Fotos divulgadas pela imprensa mostraram um cenário de ruína que contrastava com o esplendor de outrora.
Dívidas e leilões fracassados
Além da deterioração física, a mansão se tornou alvo de processos judiciais. A dívida milionária de IPTU e uma ação movida pela empresa WV Soluções Logísticas contra empresas ligadas ao ex-marido de Hebe, Lélio Ravagnani, levaram o imóvel a leilão.

Área de lazer abandonada e tomada pelo mato
Em 2024, o primeiro leilão fixou o lance mínimo em R$ 4,1 milhões, mas não houve interessados. Em nova tentativa, o valor foi reajustado para R$ 8,6 milhões, mas o imóvel segue sem comprador.
O tamanho da dívida e as condições de abandono têm afastado investidores.
O destino selado: demolição e condomínio
Com a falta de interessados e a deterioração avançada, a mansão entrou em processo de demolição. O terreno será aproveitado por construtoras para erguer um condomínio de alto padrão, seguindo a tendência de valorização imobiliária do Morumbi.

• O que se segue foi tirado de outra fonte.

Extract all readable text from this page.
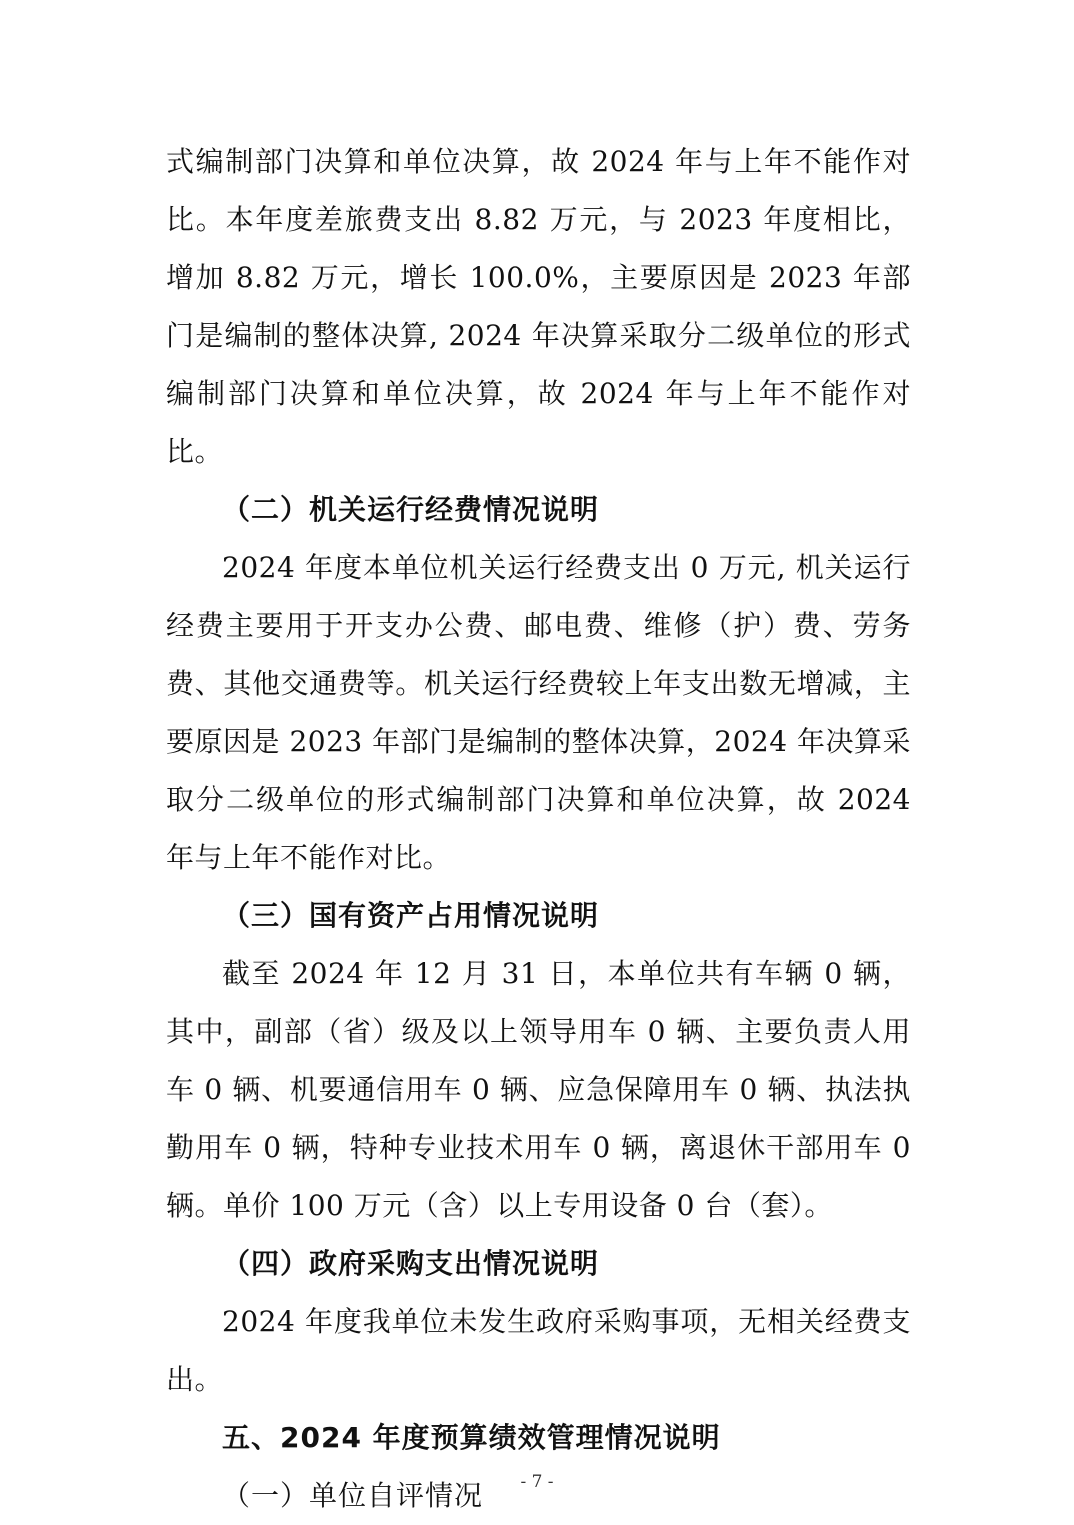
式编制部门决算和单位决算，故 2024 年与上年不能作对比。本年度差旅费支出 8.82 万元，与 2023 年度相比，增加 8.82 万元，增长 100.0%，主要原因是 2023 年部门是编制的整体决算, 2024 年决算采取分二级单位的形式编制部门决算和单位决算，故 2024 年与上年不能作对比。

（二）机关运行经费情况说明

2024 年度本单位机关运行经费支出 0 万元, 机关运行经费主要用于开支办公费、邮电费、维修（护）费、劳务费、其他交通费等。机关运行经费较上年支出数无增减，主要原因是 2023 年部门是编制的整体决算，2024 年决算采取分二级单位的形式编制部门决算和单位决算，故 2024 年与上年不能作对比。

（三）国有资产占用情况说明

截至 2024 年 12 月 31 日，本单位共有车辆 0 辆，其中，副部（省）级及以上领导用车 0 辆、主要负责人用车 0 辆、机要通信用车 0 辆、应急保障用车 0 辆、执法执勤用车 0 辆，特种专业技术用车 0 辆，离退休干部用车 0 辆。单价 100 万元（含）以上专用设备 0 台（套）。

（四）政府采购支出情况说明

2024 年度我单位未发生政府采购事项，无相关经费支出。

五、2024 年度预算绩效管理情况说明

（一）单位自评情况	- 7 -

Para muitos fãs, a notícia da demolição é simbólica: marca o fim definitivo de um espaço associado à história da televisão brasileira.
O que a história da mansão revela
O caso da mansão de Hebe mostra como imóveis icônicos podem se tornar um problema após a morte de seus proprietários. Disputas judiciais, dívidas acumuladas e falta de preservação transformaram um símbolo cultural em escombros.
Mais do que um imóvel, a casa era parte da imagem pública de Hebe, conhecida por sua hospitalidade e alegria.
Sua destruição abre espaço para um novo empreendimento, mas também encerra uma era de memórias, risos e encontros que ajudaram a moldar o imaginário de gerações.